Let's start by calculating the number of moles of FeCl3 and K2S:
Number of moles of FeCl3 = volume (L) x concentration (mol/L)
= 0.0545 L x 0.480 mol/L
= 0.02616 mol
Number of moles of K2S = volume (L) x concentration (mol/L)
= 0.0985 L x 0.420 mol/L
= 0.04137 mol
Next, we need to find the stoichiometric ratio of FeCl3 to Fe2S3 from the balanced equation:
FeCl3(aq) + K2S(aq) Fe2S3(aq) + KCl(aq)
1 mole of FeCl3 produces 1 mole of Fe2S3
Now, let's calculate the moles of Fe2S3 that can be formed from FeCl3:
Moles of Fe2S3 = Moles of FeCl3
= 0.02616 mol
Similarly, let's calculate the moles of Fe2S3 that can be formed from K2S:
Moles of Fe2S3 = Moles of K2S x (1 mole of Fe2S3 / 1 mole of K2S)
= 0.04137 mol x (1 mole of Fe2S3 / 1 mole of K2S)
= 0.04137 mol
Since both reactants produce the same number of moles of Fe2S3, FeCl3 is the limiting reactant.

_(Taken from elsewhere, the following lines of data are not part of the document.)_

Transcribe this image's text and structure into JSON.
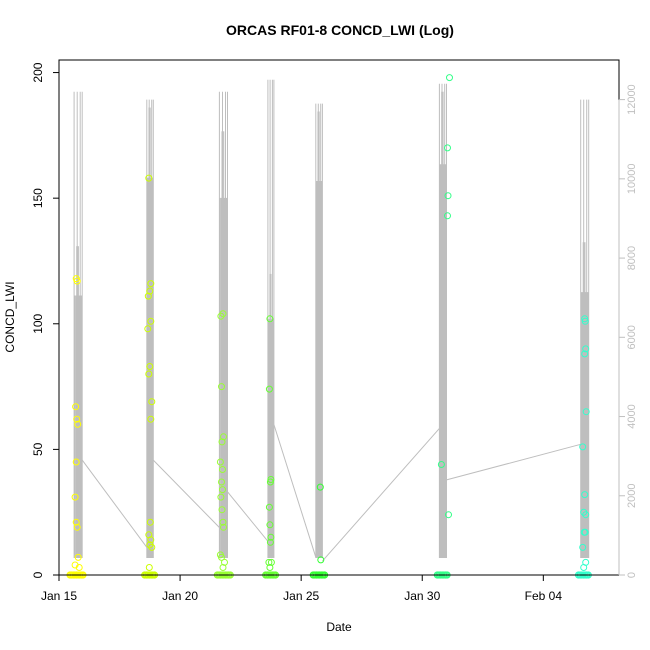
{
  "chart_data": {
    "type": "scatter",
    "title": "ORCAS RF01-8 CONCD_LWI (Log)",
    "xlabel": "Date",
    "ylabel": "CONCD_LWI",
    "xlim": [
      "2016-01-15T00:00",
      "2016-02-07T03:00"
    ],
    "ylim": [
      0,
      205
    ],
    "y2lim": [
      0,
      13000
    ],
    "grid": false,
    "legend": "none",
    "x_ticks": [
      {
        "label": "Jan 15",
        "date": "2016-01-15"
      },
      {
        "label": "Jan 20",
        "date": "2016-01-20"
      },
      {
        "label": "Jan 25",
        "date": "2016-01-25"
      },
      {
        "label": "Jan 30",
        "date": "2016-01-30"
      },
      {
        "label": "Feb 04",
        "date": "2016-02-04"
      }
    ],
    "y_ticks": [
      0,
      50,
      100,
      150,
      200
    ],
    "y2_ticks": [
      0,
      2000,
      4000,
      6000,
      8000,
      10000,
      12000
    ],
    "secondary_series": {
      "color": "#bebebe",
      "flights": [
        {
          "start": "2016-01-15T15:00",
          "end": "2016-01-15T23:00",
          "peak": 12200,
          "core": 8300
        },
        {
          "start": "2016-01-18T15:00",
          "end": "2016-01-18T21:30",
          "peak": 12000,
          "core": 11800
        },
        {
          "start": "2016-01-21T15:00",
          "end": "2016-01-21T23:00",
          "peak": 12200,
          "core": 11200
        },
        {
          "start": "2016-01-23T15:00",
          "end": "2016-01-23T21:00",
          "peak": 12500,
          "core": 7600
        },
        {
          "start": "2016-01-25T14:30",
          "end": "2016-01-25T21:00",
          "peak": 11900,
          "core": 11700
        },
        {
          "start": "2016-01-30T17:00",
          "end": "2016-01-31T00:00",
          "peak": 12400,
          "core": 12200
        },
        {
          "start": "2016-02-05T13:00",
          "end": "2016-02-05T21:00",
          "peak": 12000,
          "core": 8400
        }
      ],
      "connectors": [
        {
          "date": "2016-01-15T23:00",
          "value": 2900
        },
        {
          "date": "2016-01-18T15:00",
          "value": 700
        },
        {
          "date": "2016-01-18T21:30",
          "value": 2900
        },
        {
          "date": "2016-01-21T15:00",
          "value": 1200
        },
        {
          "date": "2016-01-21T23:00",
          "value": 2100
        },
        {
          "date": "2016-01-23T15:00",
          "value": 850
        },
        {
          "date": "2016-01-23T21:00",
          "value": 3800
        },
        {
          "date": "2016-01-25T14:30",
          "value": 450
        },
        {
          "date": "2016-01-25T21:00",
          "value": 350
        },
        {
          "date": "2016-01-30T17:00",
          "value": 3700
        },
        {
          "date": "2016-01-31T00:00",
          "value": 2400
        },
        {
          "date": "2016-02-05T13:00",
          "value": 3300
        }
      ]
    },
    "series": [
      {
        "color": "#ffff00",
        "points": [
          {
            "x": "2016-01-15T17:00",
            "y": 118
          },
          {
            "x": "2016-01-15T18:00",
            "y": 117
          },
          {
            "x": "2016-01-15T16:30",
            "y": 67
          },
          {
            "x": "2016-01-15T17:30",
            "y": 62
          },
          {
            "x": "2016-01-15T18:30",
            "y": 60
          },
          {
            "x": "2016-01-15T17:00",
            "y": 45
          },
          {
            "x": "2016-01-15T16:00",
            "y": 31
          },
          {
            "x": "2016-01-15T17:00",
            "y": 21
          },
          {
            "x": "2016-01-15T18:00",
            "y": 19
          },
          {
            "x": "2016-01-15T19:00",
            "y": 7
          },
          {
            "x": "2016-01-15T16:00",
            "y": 4
          },
          {
            "x": "2016-01-15T20:00",
            "y": 3
          }
        ]
      },
      {
        "color": "#ccff00",
        "points": [
          {
            "x": "2016-01-18T17:00",
            "y": 158
          },
          {
            "x": "2016-01-18T19:00",
            "y": 116
          },
          {
            "x": "2016-01-18T18:00",
            "y": 113
          },
          {
            "x": "2016-01-18T16:30",
            "y": 111
          },
          {
            "x": "2016-01-18T19:00",
            "y": 101
          },
          {
            "x": "2016-01-18T16:00",
            "y": 98
          },
          {
            "x": "2016-01-18T18:00",
            "y": 83
          },
          {
            "x": "2016-01-18T17:00",
            "y": 80
          },
          {
            "x": "2016-01-18T20:00",
            "y": 69
          },
          {
            "x": "2016-01-18T19:00",
            "y": 62
          },
          {
            "x": "2016-01-18T18:30",
            "y": 21
          },
          {
            "x": "2016-01-18T17:00",
            "y": 16
          },
          {
            "x": "2016-01-18T19:00",
            "y": 14
          },
          {
            "x": "2016-01-18T18:00",
            "y": 12
          },
          {
            "x": "2016-01-18T20:00",
            "y": 11
          },
          {
            "x": "2016-01-18T17:30",
            "y": 3
          }
        ]
      },
      {
        "color": "#99ff33",
        "points": [
          {
            "x": "2016-01-21T16:30",
            "y": 103
          },
          {
            "x": "2016-01-21T18:30",
            "y": 104
          },
          {
            "x": "2016-01-21T17:00",
            "y": 75
          },
          {
            "x": "2016-01-21T19:00",
            "y": 55
          },
          {
            "x": "2016-01-21T17:30",
            "y": 53
          },
          {
            "x": "2016-01-21T16:00",
            "y": 45
          },
          {
            "x": "2016-01-21T18:00",
            "y": 42
          },
          {
            "x": "2016-01-21T17:00",
            "y": 37
          },
          {
            "x": "2016-01-21T18:00",
            "y": 34
          },
          {
            "x": "2016-01-21T16:30",
            "y": 31
          },
          {
            "x": "2016-01-21T17:30",
            "y": 26
          },
          {
            "x": "2016-01-21T18:30",
            "y": 21
          },
          {
            "x": "2016-01-21T19:00",
            "y": 19
          },
          {
            "x": "2016-01-21T16:00",
            "y": 8
          },
          {
            "x": "2016-01-21T17:00",
            "y": 7
          },
          {
            "x": "2016-01-21T20:00",
            "y": 5
          },
          {
            "x": "2016-01-21T18:30",
            "y": 3
          }
        ]
      },
      {
        "color": "#66ff33",
        "points": [
          {
            "x": "2016-01-23T17:00",
            "y": 102
          },
          {
            "x": "2016-01-23T16:30",
            "y": 74
          },
          {
            "x": "2016-01-23T18:00",
            "y": 38
          },
          {
            "x": "2016-01-23T17:30",
            "y": 37
          },
          {
            "x": "2016-01-23T16:30",
            "y": 27
          },
          {
            "x": "2016-01-23T17:00",
            "y": 20
          },
          {
            "x": "2016-01-23T18:00",
            "y": 15
          },
          {
            "x": "2016-01-23T17:30",
            "y": 13
          },
          {
            "x": "2016-01-23T16:00",
            "y": 5
          },
          {
            "x": "2016-01-23T18:30",
            "y": 5
          },
          {
            "x": "2016-01-23T17:00",
            "y": 3
          }
        ]
      },
      {
        "color": "#33ff33",
        "points": [
          {
            "x": "2016-01-25T19:00",
            "y": 35
          },
          {
            "x": "2016-01-25T19:30",
            "y": 6
          }
        ]
      },
      {
        "color": "#33ff88",
        "points": [
          {
            "x": "2016-01-31T03:00",
            "y": 198
          },
          {
            "x": "2016-01-31T01:00",
            "y": 170
          },
          {
            "x": "2016-01-31T01:30",
            "y": 151
          },
          {
            "x": "2016-01-31T01:00",
            "y": 143
          },
          {
            "x": "2016-01-30T19:00",
            "y": 44
          },
          {
            "x": "2016-01-31T02:00",
            "y": 24
          }
        ]
      },
      {
        "color": "#33ffcc",
        "points": [
          {
            "x": "2016-02-05T17:00",
            "y": 102
          },
          {
            "x": "2016-02-05T17:30",
            "y": 101
          },
          {
            "x": "2016-02-05T18:00",
            "y": 90
          },
          {
            "x": "2016-02-05T17:00",
            "y": 88
          },
          {
            "x": "2016-02-05T18:30",
            "y": 65
          },
          {
            "x": "2016-02-05T15:00",
            "y": 51
          },
          {
            "x": "2016-02-05T17:00",
            "y": 32
          },
          {
            "x": "2016-02-05T16:00",
            "y": 25
          },
          {
            "x": "2016-02-05T18:00",
            "y": 24
          },
          {
            "x": "2016-02-05T16:30",
            "y": 17
          },
          {
            "x": "2016-02-05T17:30",
            "y": 17
          },
          {
            "x": "2016-02-05T15:00",
            "y": 11
          },
          {
            "x": "2016-02-05T18:00",
            "y": 5
          },
          {
            "x": "2016-02-05T16:00",
            "y": 3
          }
        ]
      }
    ],
    "zero_clusters": [
      {
        "start": "2016-01-15T11:00",
        "end": "2016-01-16T00:00",
        "color": "#ffff00"
      },
      {
        "start": "2016-01-18T13:00",
        "end": "2016-01-19T00:00",
        "color": "#ccff00"
      },
      {
        "start": "2016-01-21T13:00",
        "end": "2016-01-22T03:00",
        "color": "#99ff33"
      },
      {
        "start": "2016-01-23T13:00",
        "end": "2016-01-23T23:00",
        "color": "#66ff33"
      },
      {
        "start": "2016-01-25T12:00",
        "end": "2016-01-26T00:00",
        "color": "#33ff33"
      },
      {
        "start": "2016-01-30T15:00",
        "end": "2016-01-31T02:00",
        "color": "#33ff88"
      },
      {
        "start": "2016-02-05T11:00",
        "end": "2016-02-05T22:00",
        "color": "#33ffcc"
      }
    ]
  }
}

Now, we can calculate the mass of Fe2S3 using its molar mass:
Molar mass of Fe2S3 = 55.85 g/mol (molar mass of Fe) + 32.07 g/mol (molar mass of S)
= 87.92 g/mol
Mass of Fe2S3 = Moles of Fe2S3 x Molar mass of Fe2S3
= 0.02616 mol x 87.92 g/mol
= 2.29 g
Therefore, the maximum mass of Fe2S3 that can be produced is 2.29 grams.
To find the maximum mass of Fe2S3 that can be produced, we first need to balance the chemical equation that describes the reaction. The balanced equation for the reaction between FeCl3 and K2S is:
2FeCl3(aq) + 3K2S(aq) -> Fe2S3(aq) + 6KCl(aq)
From the balanced equation, we can see that 2 moles of FeCl3 react with 3 moles of K2S to produce 1 mole of Fe2S3.
Now, let's calculate the number of moles of FeCl3 and K2S given the volumes and molarities provided.
Volume of FeCl3 = 54.5 mL = 0.0545 L
Molarity of FeCl3 = 0.480 M
Number of moles of FeCl3 = volume x molarity = 0.0545 L x 0.480 M = 0.0262 moles
Volume of K2S = 98.5 mL = 0.0985 L
Molarity of K2S = 0.420 M
Number of moles of K2S = volume x molarity = 0.0985 L x 0.420 M = 0.0413 moles
According to the balanced equation, the ratio of FeCl3 to Fe2S3 is 2:1. Therefore, since we have 0.0262 moles of FeCl3, we can produce half that amount of Fe2S3, which is 0.0262 / 2 = 0.0131 moles.
Now, let's find the molar mass of Fe2S3:
Molar mass of Fe = 55.85 g/mol
Molar mass of S = 32.06 g/mol
Total molar mass of Fe2S3 = 2 x (55.85 g/mol) + 3 x (32.06 g/mol) = 207.52 g/mol
Finally, we can calculate the maximum mass of Fe2S3 produced:
Mass of Fe2S3 = number of moles x molar mass
= 0.0131 moles x 207.52 g/mol
= 2.720 g
Therefore, the maximum mass of Fe2S3 that can be produced is 2.720 grams.